When people lose focus or do dumb things, we tend to conclude it’s because they’re stupid or lazy. More often than not, that conclusion is wrong. What looks like an intractable bad employee problem, is in fact a pervasive bad design problem. 

Our analysis indicated that the root cause of most underperformance is usually not bad hiring. Rather, it is one or more of the following problems with the business designs of role responsibilities, processes, goals, metrics, and plans.

1. Confusing Design
52% of the organizations we analyzed had significant gaps in executive-level understanding of business design, which led to over 40% of plan misses. Leaders often think they over-communicate, but don’t actually confirm that their teams are getting the message and have clarity. As a result, operational confusion quickly sets in.

2. Impractical Design
68% of failures in assigned responsibilities were foreseeable, given the qualities of the person in the role. Leaders defaulted to a standard organizational model rather than designing for that person. The most senior roles were more likely to contain mismatched responsibilities, for example: “a CFO should own X.” This was particularly common in the CEO role itself.

3. Static Design
Consistently hitting goals in a rapidly changing environment requires adaptive design. Failing to regularly use accurate data to track results and course correct was a significant factor in 65% of unsuccessful strategic initiatives. The cost of not actively experimenting and iterating that design is even higher.

4. Blind Design
A leader’s blind spots and biases result in distortions to design. Limits to the leader’s rate of personal development can bottleneck the entire organization’s productivity. When founders over-indexed to hiring C-level executives in areas they themselves were inexperienced in, less than 10% of those hires were able to succeed. Founders were unable to metabolize when perspectives misaligned.

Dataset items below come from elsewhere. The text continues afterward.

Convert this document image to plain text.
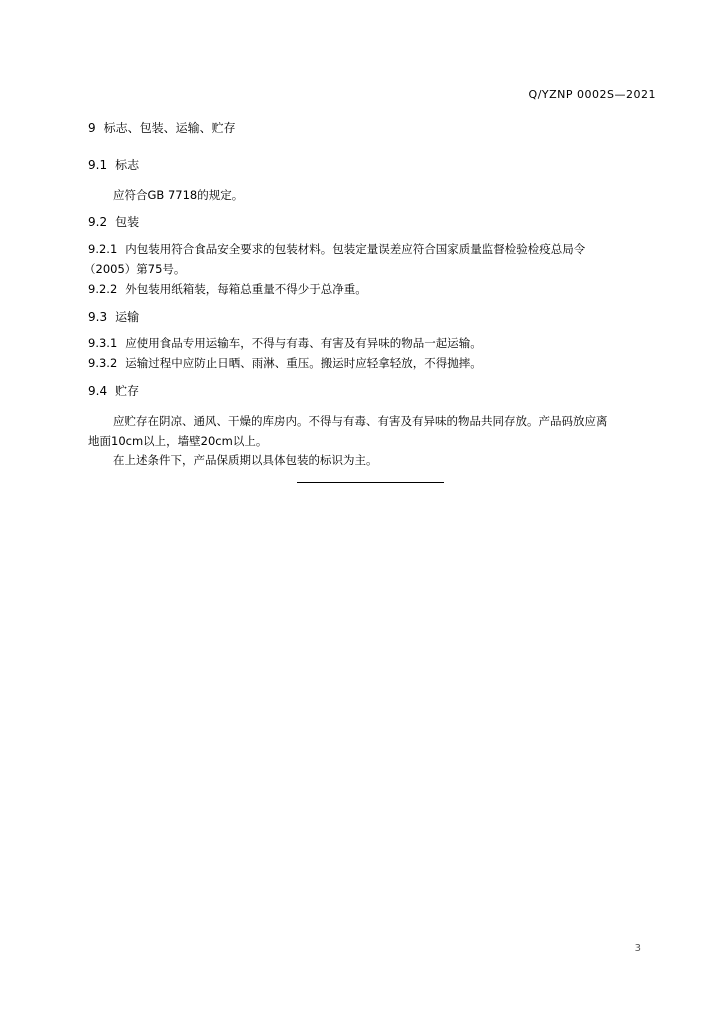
Q/YZNP 0002S—2021
9 标志、包装、运输、贮存
9.1 标志
应符合GB 7718的规定。
9.2 包装
9.2.1 内包装用符合食品安全要求的包装材料。包装定量误差应符合国家质量监督检验检疫总局令
（2005）第75号。
9.2.2 外包装用纸箱装，每箱总重量不得少于总净重。
9.3 运输
9.3.1 应使用食品专用运输车，不得与有毒、有害及有异味的物品一起运输。
9.3.2 运输过程中应防止日晒、雨淋、重压。搬运时应轻拿轻放，不得抛摔。
9.4 贮存
应贮存在阴凉、通风、干燥的库房内。不得与有毒、有害及有异味的物品共同存放。产品码放应离
地面10cm以上，墙壁20cm以上。
在上述条件下，产品保质期以具体包装的标识为主。
3
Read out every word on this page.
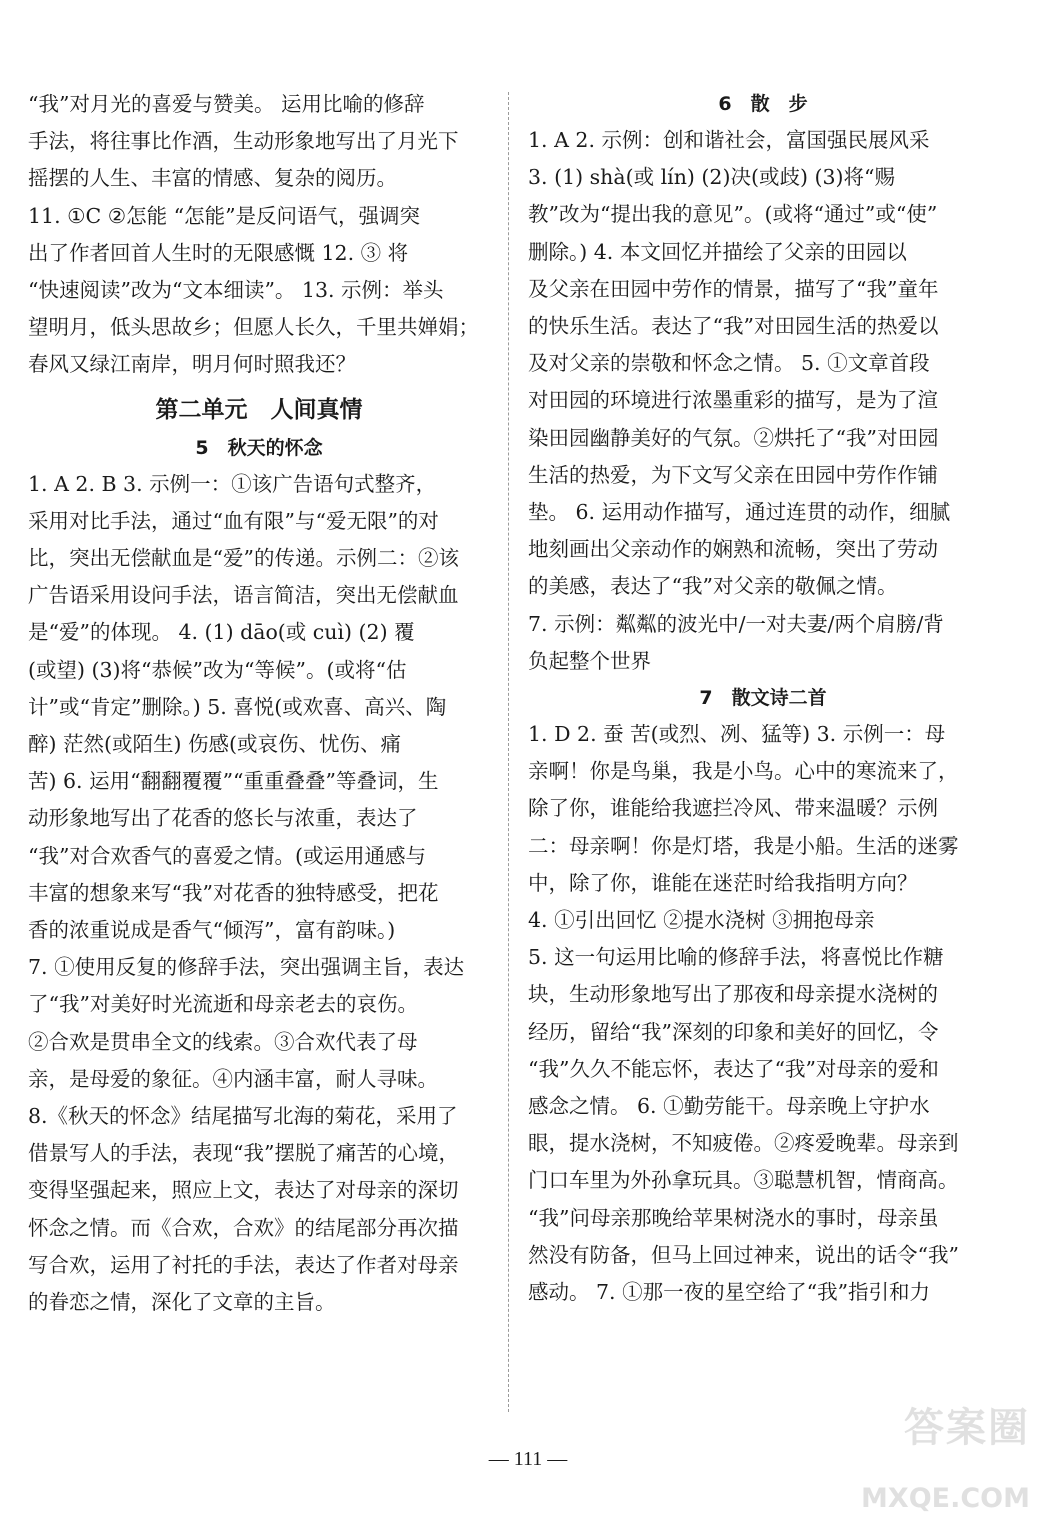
“我”对月光的喜爱与赞美。 运用比喻的修辞
手法，将往事比作酒，生动形象地写出了月光下
摇摆的人生、丰富的情感、复杂的阅历。
11. ①C ②怎能 “怎能”是反问语气，强调突
出了作者回首人生时的无限感慨 12. ③ 将
“快速阅读”改为“文本细读”。 13. 示例：举头
望明月，低头思故乡；但愿人长久，千里共婵娟；
春风又绿江南岸，明月何时照我还？
第二单元　人间真情
5　秋天的怀念
1. A 2. B 3. 示例一：①该广告语句式整齐，
采用对比手法，通过“血有限”与“爱无限”的对
比，突出无偿献血是“爱”的传递。示例二：②该
广告语采用设问手法，语言简洁，突出无偿献血
是“爱”的体现。 4. (1) dāo(或 cuì) (2) 覆
(或望) (3)将“恭候”改为“等候”。(或将“估
计”或“肯定”删除。) 5. 喜悦(或欢喜、高兴、陶
醉) 茫然(或陌生) 伤感(或哀伤、忧伤、痛
苦) 6. 运用“翻翻覆覆”“重重叠叠”等叠词，生
动形象地写出了花香的悠长与浓重，表达了
“我”对合欢香气的喜爱之情。(或运用通感与
丰富的想象来写“我”对花香的独特感受，把花
香的浓重说成是香气“倾泻”，富有韵味。)
7. ①使用反复的修辞手法，突出强调主旨，表达
了“我”对美好时光流逝和母亲老去的哀伤。
②合欢是贯串全文的线索。③合欢代表了母
亲，是母爱的象征。④内涵丰富，耐人寻味。
8.《秋天的怀念》结尾描写北海的菊花，采用了
借景写人的手法，表现“我”摆脱了痛苦的心境，
变得坚强起来，照应上文，表达了对母亲的深切
怀念之情。而《合欢，合欢》的结尾部分再次描
写合欢，运用了衬托的手法，表达了作者对母亲
的眷恋之情，深化了文章的主旨。
6　散　步
1. A 2. 示例：创和谐社会，富国强民展风采
3. (1) shà(或 lín) (2)决(或歧) (3)将“赐
教”改为“提出我的意见”。(或将“通过”或“使”
删除。) 4. 本文回忆并描绘了父亲的田园以
及父亲在田园中劳作的情景，描写了“我”童年
的快乐生活。表达了“我”对田园生活的热爱以
及对父亲的崇敬和怀念之情。 5. ①文章首段
对田园的环境进行浓墨重彩的描写，是为了渲
染田园幽静美好的气氛。②烘托了“我”对田园
生活的热爱，为下文写父亲在田园中劳作作铺
垫。 6. 运用动作描写，通过连贯的动作，细腻
地刻画出父亲动作的娴熟和流畅，突出了劳动
的美感，表达了“我”对父亲的敬佩之情。
7. 示例：粼粼的波光中/一对夫妻/两个肩膀/背
负起整个世界
7　散文诗二首
1. D 2. 蚕 苦(或烈、冽、猛等) 3. 示例一：母
亲啊！你是鸟巢，我是小鸟。心中的寒流来了，
除了你，谁能给我遮拦冷风、带来温暖？示例
二：母亲啊！你是灯塔，我是小船。生活的迷雾
中，除了你，谁能在迷茫时给我指明方向？
4. ①引出回忆 ②提水浇树 ③拥抱母亲
5. 这一句运用比喻的修辞手法，将喜悦比作糖
块，生动形象地写出了那夜和母亲提水浇树的
经历，留给“我”深刻的印象和美好的回忆，令
“我”久久不能忘怀，表达了“我”对母亲的爱和
感念之情。 6. ①勤劳能干。母亲晚上守护水
眼，提水浇树，不知疲倦。②疼爱晚辈。母亲到
门口车里为外孙拿玩具。③聪慧机智，情商高。
“我”问母亲那晚给苹果树浇水的事时，母亲虽
然没有防备，但马上回过神来，说出的话令“我”
感动。 7. ①那一夜的星空给了“我”指引和力
— 111 —
答案圈
MXQE.COM
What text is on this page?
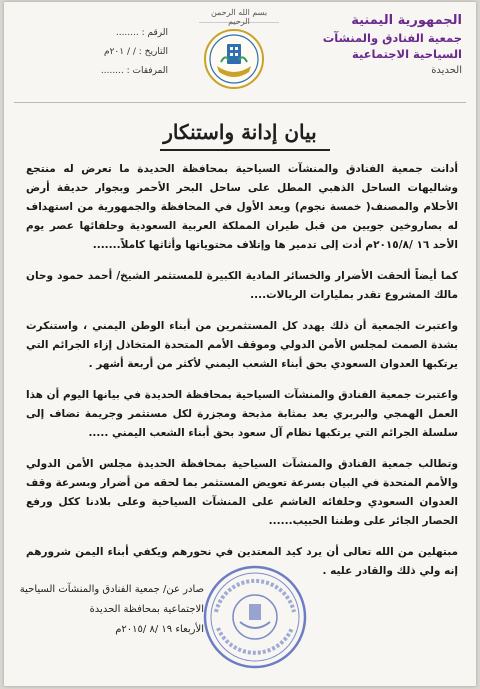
الجمهورية اليمنية
جمعية الفنادق والمنشآت
السياحية الاجتماعية
الحديدة
بسم الله الرحمن الرحيم
الرقم : ........
التاريخ : / / ٢٠١م
المرفقات : ........
بيان إدانة واستنكار

أدانت جمعية الفنادق والمنشآت السياحية بمحافظة الحديدة ما تعرض له منتجع وشاليهات الساحل الذهبي المطل على ساحل البحر الأحمر وبجوار حديقة أرض الأحلام والمصنف( خمسة نجوم) ويعد الأول في المحافظة والجمهورية من استهداف له بصاروخين جويين من قبل طيران المملكة العربية السعودية وحلفائها عصر يوم الأحد ١٦ /٢٠١٥/٨م أدت إلى تدمير ها وإتلاف محتوياتها وأثاثها كاملاً.......

كما أيضاً ألحقت الأضرار والخسائر المادية الكبيرة للمستثمر الشيخ/ أحمد حمود وحان مالك المشروع تقدر بمليارات الريالات....

واعتبرت الجمعية أن ذلك يهدد كل المستثمرين من أبناء الوطن اليمني ، واستنكرت بشدة الصمت لمجلس الأمن الدولي وموقف الأمم المتحدة المتخاذل إزاء الجرائم التي يرتكبها العدوان السعودي بحق أبناء الشعب اليمني لأكثر من أربعة أشهر .

واعتبرت جمعية الفنادق والمنشآت السياحية بمحافظة الحديدة في بيانها اليوم أن هذا العمل الهمجي والبربري يعد بمثابة مذبحة ومجزرة لكل مستثمر وجريمة تضاف إلى سلسلة الجرائم التي يرتكبها نظام آل سعود بحق أبناء الشعب اليمني .....

وتطالب جمعية الفنادق والمنشآت السياحية بمحافظة الحديدة مجلس الأمن الدولي والأمم المتحدة في البيان بسرعة تعويض المستثمر بما لحقه من أضرار وبسرعة وقف العدوان السعودي وحلفائه الغاشم على المنشآت السياحية وعلى بلادنا ككل ورفع الحصار الجائر على وطننا الحبيب......

مبتهلين من الله تعالى أن يرد كيد المعتدين في نحورهم ويكفي أبناء اليمن شرورهم إنه ولي ذلك والقادر عليه .

صادر عن/ جمعية الفنادق والمنشآت السياحية
الاجتماعية بمحافظة الحديدة
الأربعاء ١٩ /٨ /٢٠١٥م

Attributing business failure to stupid or lazy employees doesn’t solve anything, as shuffling new people into a bad design rarely works. In our analysis, nearly half of all senior manager hires failed within 18 months, and less than 20% had significant impact. 

Most leaders first design the business according to a strategy and then slot people in to run it, but we’ve seen the most success when working with leaders to nurture business design as an evolving experiment, keeping the following behaviors in mind:

  • Explicit: leader clarifies expectations, and ensures teams understand how things should work
  • Practical: leader optimizes across people’s strengths, operational needs, and strategic opportunities
  • Evolving: leader regularly uses evidence-based data to course correct plans and responsibilities
  • Unbiased: leader intentionally guardrails against her/his blind spots and biases

Blaming employees not only ignores critical design flaws, it’s also a self-fulfilling prophecy. Leaders lower their expectations, standards, and plans. Employees shut down under clear signals that they are underperforming, or not the right fit for the role. Both sides enter a chronic state of learned helplessness and business suffers dramatically as a result. The path to better performance is to stop wondering if your people are stupid or lazy. Instead, start asking if your business design is getting the best out of them.